There is not requirement that file formats consisting of multiple files (e.g. with a separate header) are "adjacent" to each other, i.e. in the same directory with the same file-stem

>>> from fileformats.medimage import NiftiX
>>> niftix = NiftiX(["/a/path/to/a/t1w.nii", "/an/unrelated/path/t1-weighted.json"])

However, some commands expect side-car and header files to be "adjacent" to the primary file, i.e. in the same directory as the primary with the same file stem.
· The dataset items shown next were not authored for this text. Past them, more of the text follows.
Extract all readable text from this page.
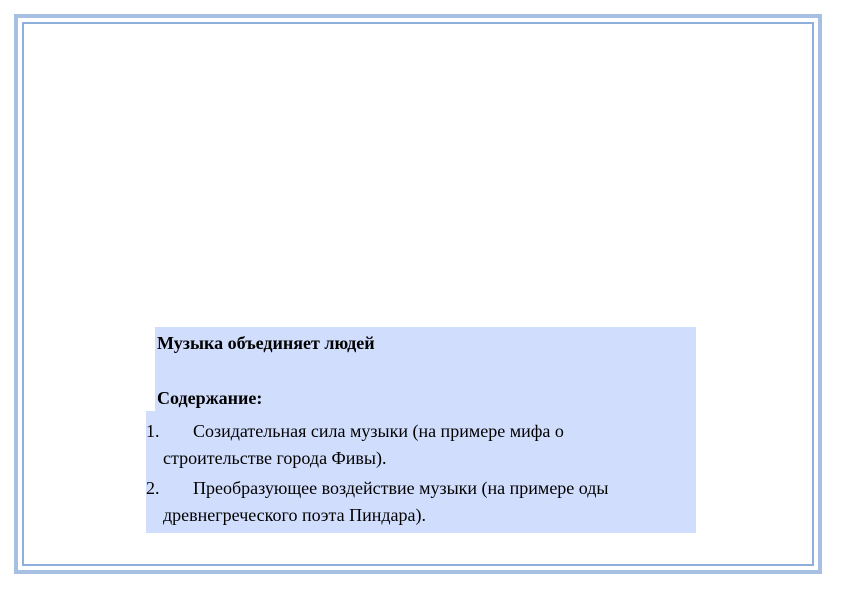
Музыка объединяет людей
Содержание:
1.	Созидательная сила музыки (на примере мифа о
строительстве города Фивы).
2.	Преобразующее воздействие музыки (на примере оды
древнегреческого поэта Пиндара).
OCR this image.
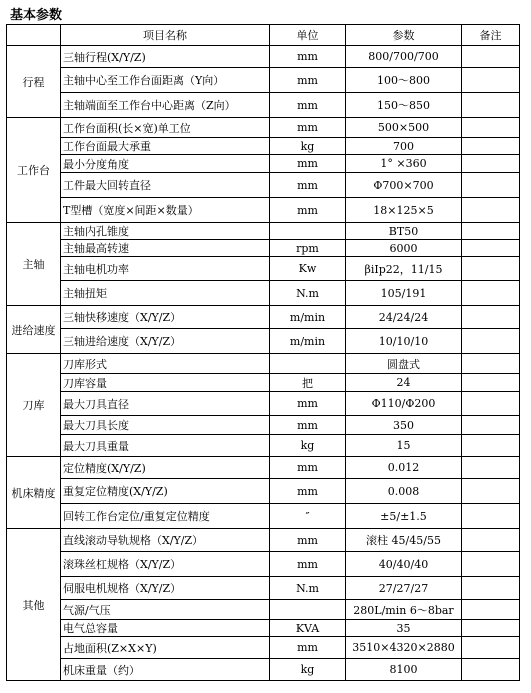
基本参数
	项目名称	单位	参数	备注
行程	三轴行程(X/Y/Z)	mm	800/700/700	
	主轴中心至工作台面距离（Y向）	mm	100～800	
	主轴端面至工作台中心距离（Z向）	mm	150～850	
工作台	工作台面积(长×宽)单工位	mm	500×500	
	工作台面最大承重	kg	700	
	最小分度角度	mm	1° ×360	
	工件最大回转直径	mm	Φ700×700	
	T型槽（宽度×间距×数量）	mm	18×125×5	
主轴	主轴内孔锥度		BT50	
	主轴最高转速	rpm	6000	
	主轴电机功率	Kw	βiIp22，11/15	
	主轴扭矩	N.m	105/191	
进给速度	三轴快移速度（X/Y/Z）	m/min	24/24/24	
	三轴进给速度（X/Y/Z）	m/min	10/10/10	
刀库	刀库形式		圆盘式	
	刀库容量	把	24	
	最大刀具直径	mm	Φ110/Φ200	
	最大刀具长度	mm	350	
	最大刀具重量	kg	15	
机床精度	定位精度(X/Y/Z)	mm	0.012	
	重复定位精度(X/Y/Z)	mm	0.008	
	回转工作台定位/重复定位精度	″	±5/±1.5	
其他	直线滚动导轨规格（X/Y/Z）	mm	滚柱 45/45/55	
	滚珠丝杠规格（X/Y/Z）	mm	40/40/40	
	伺服电机规格（X/Y/Z）	N.m	27/27/27	
	气源/气压		280L/min 6～8bar	
	电气总容量	KVA	35	
	占地面积(Z×X×Y)	mm	3510×4320×2880	
	机床重量（约）	kg	8100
To support this use case, the FileSet.copy() can be passed a collation argument, which takes a FileSet.Collation enum value.

>>> new_niftix = niftix.copy(
...    dest_dir="/path/to/destination", collation=FileSet.Collation.adjacent
... )
>>> new_niftix.fspaths
{"/path/to/destination/t1w.nii", "/path/to/destination/t1w.json"}

To control what the files are collated as, the new_stem argument can be passed to the copy() method.

>>> new_niftix = niftix.copy(
...    dest_dir="/path/to/destination", new_stem="t1-weighted"
... )
>>> new_niftix.fspaths
{"/path/to/destination/t1-weighted.nii", "/path/to/destination/t1-weighted.json"}
>>> new_analyze = analyze_file.copy(dest_dir="/path/to/destination")
>>> new_analyze.fspaths
{"/path/to/destination/t1w.hdr", "/path/to/destination/t1w.img"}

If the files just need to be in the same directory, but not necessarily adjacent, the collation argument can be set to FileSet.Collation.siblings

>>> new_niftix = niftix.copy(dest_dir="/path/to/destination", collation="siblings")
>>> new_niftix.fspaths
{"/path/to/destination/t1w.nii", "/path/to/destination/t1-weighted.json"}

The collation setting will also be used to decide whether files need to be copied or linked to a new location. For example, if the files are already adjacent, then they can be simply left where they are by setting the mode to FileSet.CopyMode.any flag, which encompasses the FileSet.CopyMode.leave mode.

>>> new_niftix = niftix.copy(
...    dest_dir="/path/to/destination",
...    collation=FileSet.Collation.adjacent,
...    mode=FileSet.CopyMode.any
... )

The behaviour of this call is a little complex and will be determined by the file paths in the niftix FileSet and the location of the source and destination directories. For example, if the file paths are already adjacent in the source directory they will be left where they are. However, if the files are not adjacent, they will be symlinked to the destination directory, unless the mount/drive that directory is on doesn't support symlinks, in which case they will be hardlinked, unless the destination directory is on a different physical drive, in which case the copy method will fallback to a full copy.

Moving

The FileSet.move() method can be used to move files to a new location. It has same signature as FileSet.move() with the exception of the mode and supported_modes arguments, which are not relevant for moving files.

>>> new_analyze = analyze_file.move(
...    dest_dir="/path/to/destination", new_stem="t1-weighted"
...)
>>> new_analyze.fspaths
{"/path/to/destination/t1-weighted.hdr", "/path/to/destination/t1-weighted.img"}

Hashing

When working with files, particularly in workflows, it is often useful to be able to hash the contents of the files in the set to check for changes or successful transfers.

There are two methods for doing this conveniently in FileFormats:

  1. The FileSet.hash() method will hash the contents of all files in the set and return a hash value.

  2. The FileSet.hash_files() method will hash the contents of all files in the set and return a dictionary of hashes keyed by the file path.